The second set opener was a snug fit as well, Los Lobos’ "Dream in Blue."
The rest of the night was a loose affair, with the band having no planned setlist,
instead making it up on the fly, yet still building a seamless performance that
so excited the crowd that a number of girls decided to move their party on stage,
forcing sax player Patrick Rainey to seek shelter on the drum riser.

A few nights later back in the cozy confines of their home base at the 8×10 Club
in Baltimore, The Bridge showed why they have been gaining so much attention of
late and Jacobs has been getting so much well deserved praise for his guitar skills.
At the show in Delaware, the band showed how they could win over any crowd with
their infectious songs and welcoming personality, avoiding some of the longer jams
and segues they have become known for, instead focusing on the songs themselves.
At their weekly residency show at the 8×10, they showed how they can even get the
most jaded fan up and moving with innovative and creative jams.

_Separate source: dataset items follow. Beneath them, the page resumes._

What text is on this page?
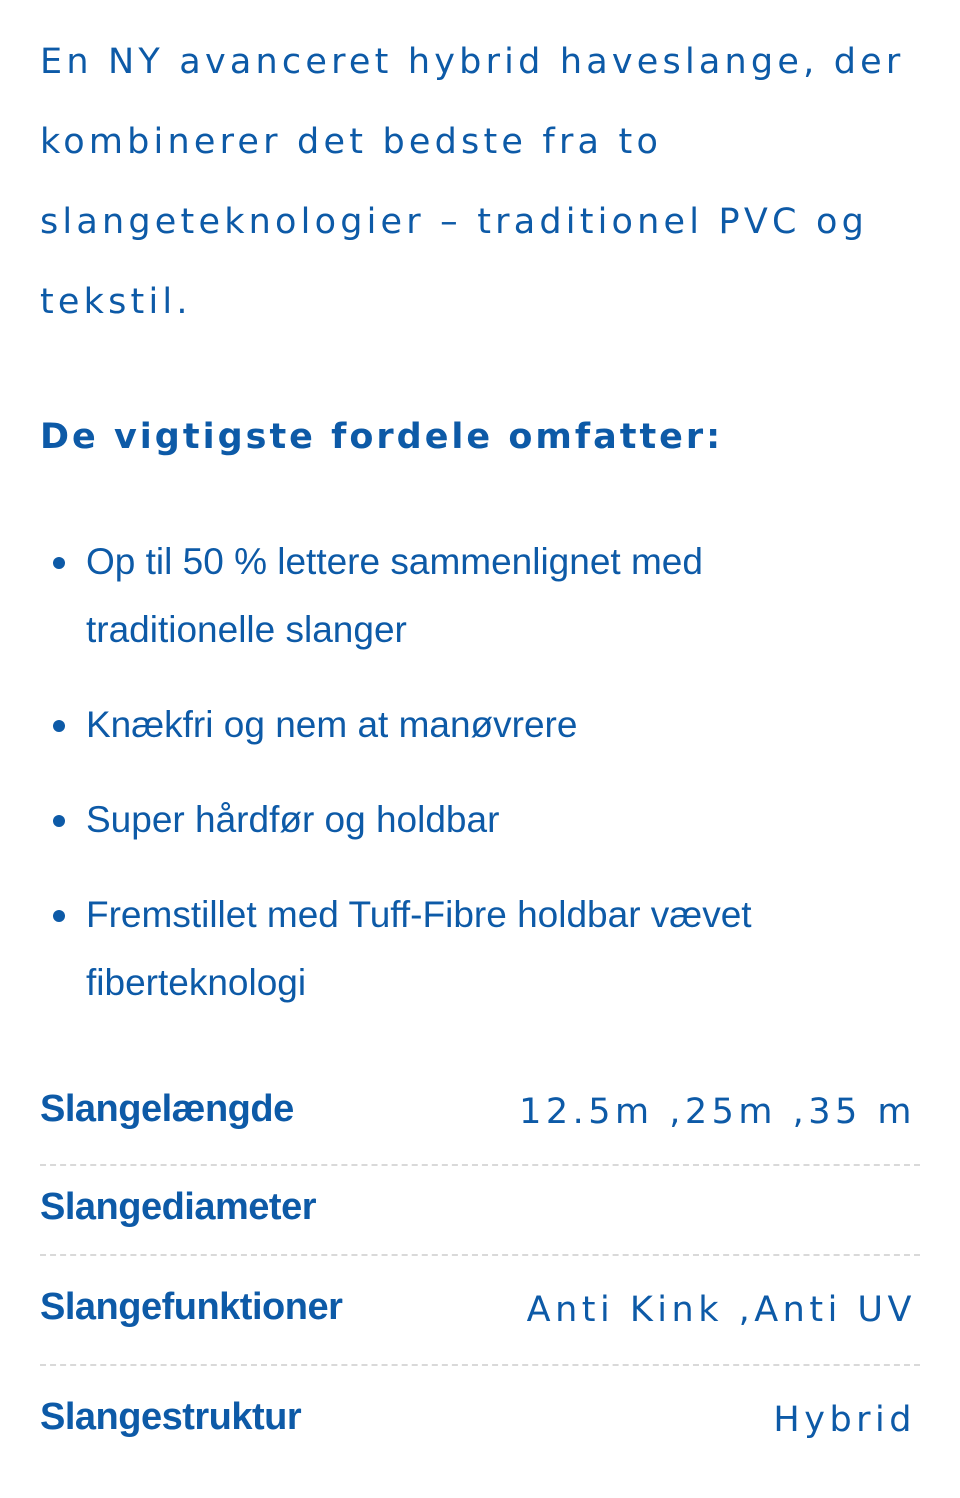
En NY avanceret hybrid haveslange, der kombinerer det bedste fra to slangeteknologier – traditionel PVC og tekstil.

De vigtigste fordele omfatter:
Op til 50 % lettere sammenlignet med traditionelle slanger
Knækfri og nem at manøvrere
Super hårdfør og holdbar
Fremstillet med Tuff-Fibre holdbar vævet fiberteknologi
Slangelængde	12.5m ,25m ,35 m
Slangediameter
Slangefunktioner	Anti Kink ,Anti UV
Slangestruktur	Hybrid
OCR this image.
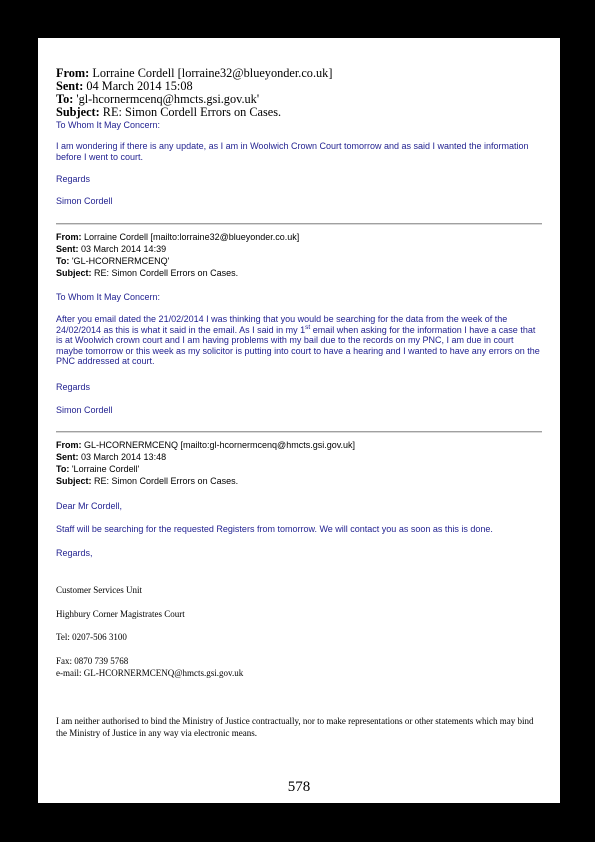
From: Lorraine Cordell [lorraine32@blueyonder.co.uk]
Sent: 04 March 2014 15:08
To: 'gl-hcornermcenq@hmcts.gsi.gov.uk'
Subject: RE: Simon Cordell Errors on Cases.
To Whom It May Concern:
I am wondering if there is any update, as I am in Woolwich Crown Court tomorrow and as said I wanted the information before I went to court.
Regards
Simon Cordell
From: Lorraine Cordell [mailto:lorraine32@blueyonder.co.uk]
Sent: 03 March 2014 14:39
To: 'GL-HCORNERMCENQ'
Subject: RE: Simon Cordell Errors on Cases.
To Whom It May Concern:
After you email dated the 21/02/2014 I was thinking that you would be searching for the data from the week of the 24/02/2014 as this is what it said in the email. As I said in my 1st email when asking for the information I have a case that is at Woolwich crown court and I am having problems with my bail due to the records on my PNC, I am due in court maybe tomorrow or this week as my solicitor is putting into court to have a hearing and I wanted to have any errors on the PNC addressed at court.
Regards
Simon Cordell
From: GL-HCORNERMCENQ [mailto:gl-hcornermcenq@hmcts.gsi.gov.uk]
Sent: 03 March 2014 13:48
To: 'Lorraine Cordell'
Subject: RE: Simon Cordell Errors on Cases.
Dear Mr Cordell,
Staff will be searching for the requested Registers from tomorrow. We will contact you as soon as this is done.
Regards,
Customer Services Unit
Highbury Corner Magistrates Court
Tel: 0207-506 3100
Fax: 0870 739 5768
e-mail: GL-HCORNERMCENQ@hmcts.gsi.gov.uk
I am neither authorised to bind the Ministry of Justice contractually, nor to make representations or other statements which may bind the Ministry of Justice in any way via electronic means.
578
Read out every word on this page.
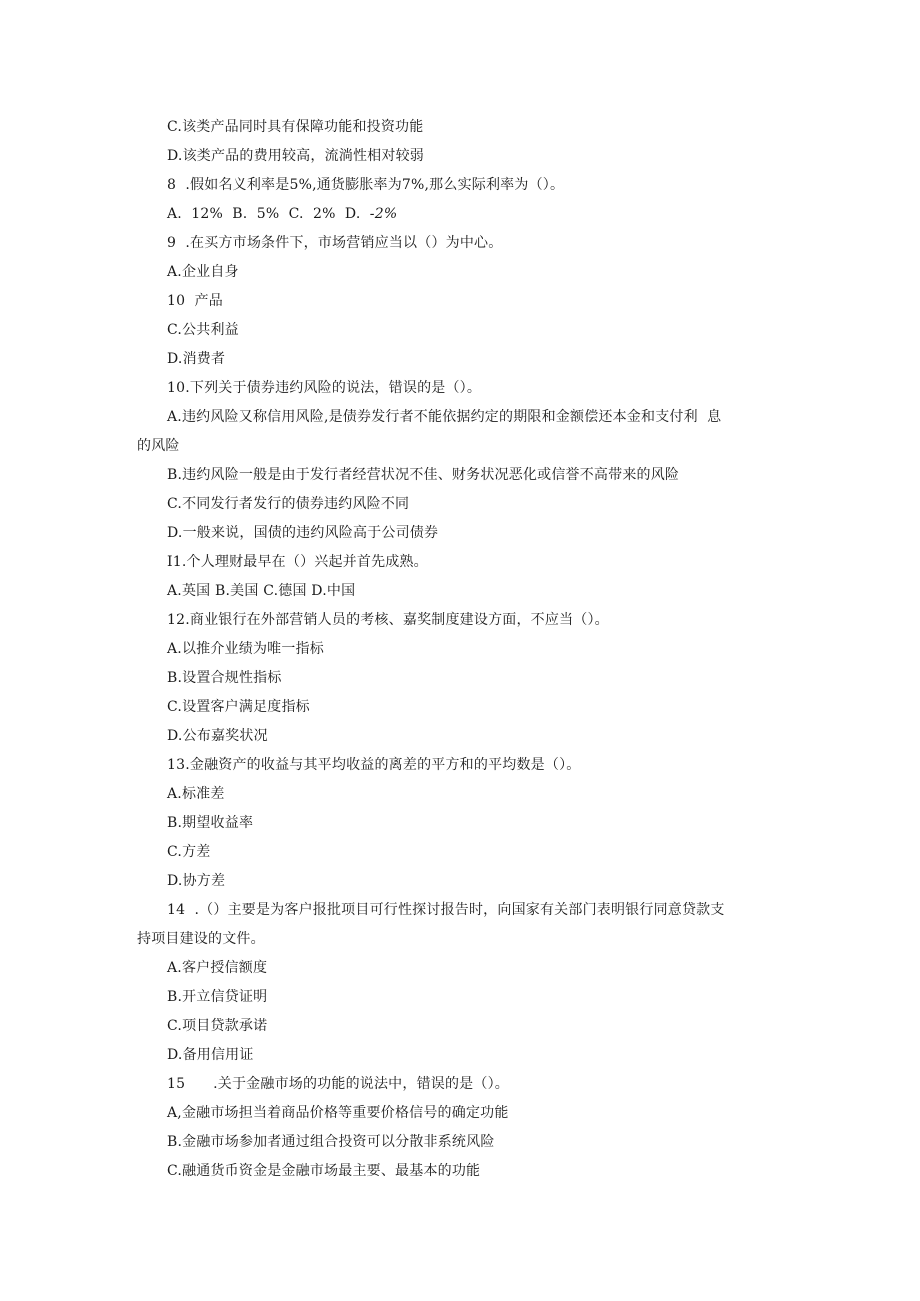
C.该类产品同时具有保障功能和投资功能
D.该类产品的费用较高，流淌性相对较弱
8  .假如名义利率是5%,通货膨胀率为7%,那么实际利率为（）。
A.  12%  B.  5%  C.  2%  D.  -2%
9  .在买方市场条件下，市场营销应当以（）为中心。
A.企业自身
10  产品
C.公共利益
D.消费者
10.下列关于债券违约风险的说法，错误的是（）。
A.违约风险又称信用风险,是债券发行者不能依据约定的期限和金额偿还本金和支付利  息
的风险
B.违约风险一般是由于发行者经营状况不佳、财务状况恶化或信誉不高带来的风险
C.不同发行者发行的债券违约风险不同
D.一般来说，国债的违约风险高于公司债券
I1.个人理财最早在（）兴起并首先成熟。
A.英国 B.美国 C.德国 D.中国
12.商业银行在外部营销人员的考核、嘉奖制度建设方面，不应当（）。
A.以推介业绩为唯一指标
B.设置合规性指标
C.设置客户满足度指标
D.公布嘉奖状况
13.金融资产的收益与其平均收益的离差的平方和的平均数是（）。
A.标准差
B.期望收益率
C.方差
D.协方差
14  .（）主要是为客户报批项目可行性探讨报告时，向国家有关部门表明银行同意贷款支
持项目建设的文件。
A.客户授信额度
B.开立信贷证明
C.项目贷款承诺
D.备用信用证
15      .关于金融市场的功能的说法中，错误的是（）。
A,金融市场担当着商品价格等重要价格信号的确定功能
B.金融市场参加者通过组合投资可以分散非系统风险
C.融通货币资金是金融市场最主要、最基本的功能
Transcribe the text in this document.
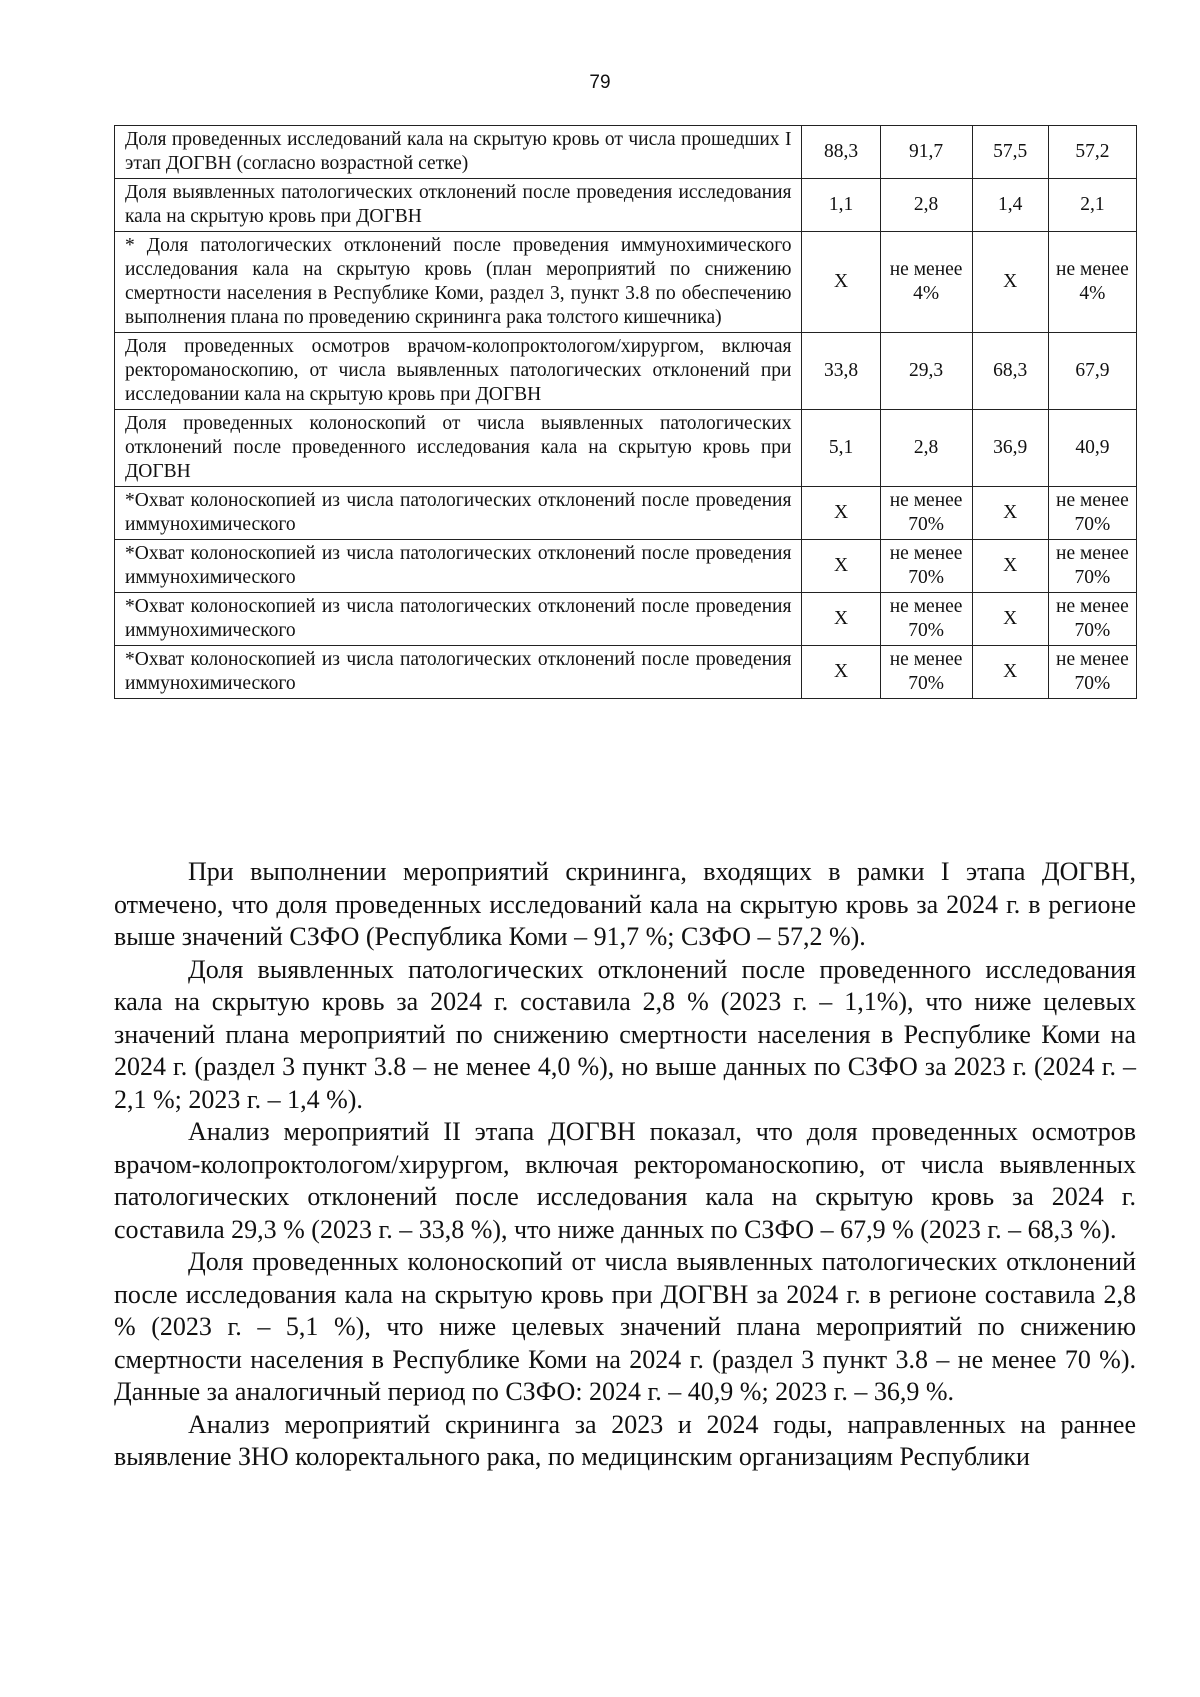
79
Доля проведенных исследований кала на скрытую кровь от числа прошедших I этап ДОГВН (согласно возрастной сетке)	88,3	91,7	57,5	57,2
Доля выявленных патологических отклонений после проведения исследования кала на скрытую кровь при ДОГВН	1,1	2,8	1,4	2,1
* Доля патологических отклонений после проведения иммунохимического исследования кала на скрытую кровь (план мероприятий по снижению смертности населения в Республике Коми, раздел 3, пункт 3.8 по обеспечению выполнения плана по проведению скрининга рака толстого кишечника)	Х	не менее 4%	Х	не менее 4%
Доля проведенных осмотров врачом-колопроктологом/хирургом, включая ректороманоскопию, от числа выявленных патологических отклонений при исследовании кала на скрытую кровь при ДОГВН	33,8	29,3	68,3	67,9
Доля проведенных колоноскопий от числа выявленных патологических отклонений после проведенного исследования кала на скрытую кровь при ДОГВН	5,1	2,8	36,9	40,9
*Охват колоноскопией из числа патологических отклонений после проведения иммунохимического	Х	не менее 70%	Х	не менее 70%
*Охват колоноскопией из числа патологических отклонений после проведения иммунохимического	Х	не менее 70%	Х	не менее 70%
*Охват колоноскопией из числа патологических отклонений после проведения иммунохимического	Х	не менее 70%	Х	не менее 70%
*Охват колоноскопией из числа патологических отклонений после проведения иммунохимического	Х	не менее 70%	Х	не менее 70%

При выполнении мероприятий скрининга, входящих в рамки I этапа ДОГВН, отмечено, что доля проведенных исследований кала на скрытую кровь за 2024 г. в регионе выше значений СЗФО (Республика Коми – 91,7 %; СЗФО – 57,2 %).

Доля выявленных патологических отклонений после проведенного исследования кала на скрытую кровь за 2024 г. составила 2,8 % (2023 г. – 1,1%), что ниже целевых значений плана мероприятий по снижению смертности населения в Республике Коми на 2024 г. (раздел 3 пункт 3.8 – не менее 4,0 %), но выше данных по СЗФО за 2023 г. (2024 г. – 2,1 %; 2023 г. – 1,4 %).

Анализ мероприятий II этапа ДОГВН показал, что доля проведенных осмотров врачом-колопроктологом/хирургом, включая ректороманоскопию, от числа выявленных патологических отклонений после исследования кала на скрытую кровь за 2024 г. составила 29,3 % (2023 г. – 33,8 %), что ниже данных по СЗФО – 67,9 % (2023 г. – 68,3 %).

Доля проведенных колоноскопий от числа выявленных патологических отклонений после исследования кала на скрытую кровь при ДОГВН за 2024 г. в регионе составила 2,8 % (2023 г. – 5,1 %), что ниже целевых значений плана мероприятий по снижению смертности населения в Республике Коми на 2024 г. (раздел 3 пункт 3.8 – не менее 70 %). Данные за аналогичный период по СЗФО: 2024 г. – 40,9 %; 2023 г. – 36,9 %.

Анализ мероприятий скрининга за 2023 и 2024 годы, направленных на раннее выявление ЗНО колоректального рака, по медицинским организациям Республики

With keyboardist Mookie Siegel (David Nelson Band, Phil Lesh & Friends) sitting
in all evening, the Bridge fattened up their sound and playing with unbridled energy
took off on a mind-blowing expedition early in the night with a bluesy “Brother
Don’t” that moved into “Jomotion" > "Fiyo on the Bayou” before finding
its way to “Brother Don’t”. In a conversation with the band a few months ago, bassist
Dave Markowitz spoke about how he wanted the group to have, “more of those inspirational
moments where we find things in jamming.” After the way they worked through “Brother
Don’t,” with Markowitz and drummer Mike Gambone laying down deep, seemingly bottomless
grooves that Jacobs worked over with a soulful intensity, it is safe to say they
found that inspiration.

Keeping with the same pattern they have established for their long-running Wednesday
night Summer residency shows, they played a long single set that allowed them the
freedom to open-up and work through a wide-range of their repertoire. Thus, The
Bridge moved from a song with a deep blues based feel (the aforementioned “Brother
Don’t”), into a funkier region (“Agua Y Vida”), than just a suddenly into a spirited
bluegrass shuffle (an unnamed song that Liner ended by saying, “I wrote this last
week and we just decided to play it right now.”) They easily added a beatbox solo
onto the end of a piercing guitar run, that yielded a crushing bass line you could
feel vibrating in your feet, before breaking into a simple sparse tune with just
Liner, Jacobs, and Markowitz on stage.

Each show offered a chance to witness the different sides of The Bridge, the small,
party atmosphere in Delaware that saw the band playing as almost one of the crowd talking and joking with the people around them as they rocked the small stage.
Then a few days later with a sold-out show at the 8×10, segueing through songs that
seemed unrelated and doing it with ease, mixing in all the diverse elements that
define this band.

It is easy to see why The Bridge is at the point when everything is exploding around
them, and they are soon going to be on bigger stages with bigger crowds. So go
see them now, because one day as conversations turn towards music and bands and
someone mentions The Bridge you can say how you saw them back in the day when they
were a band on the verge of that special moment.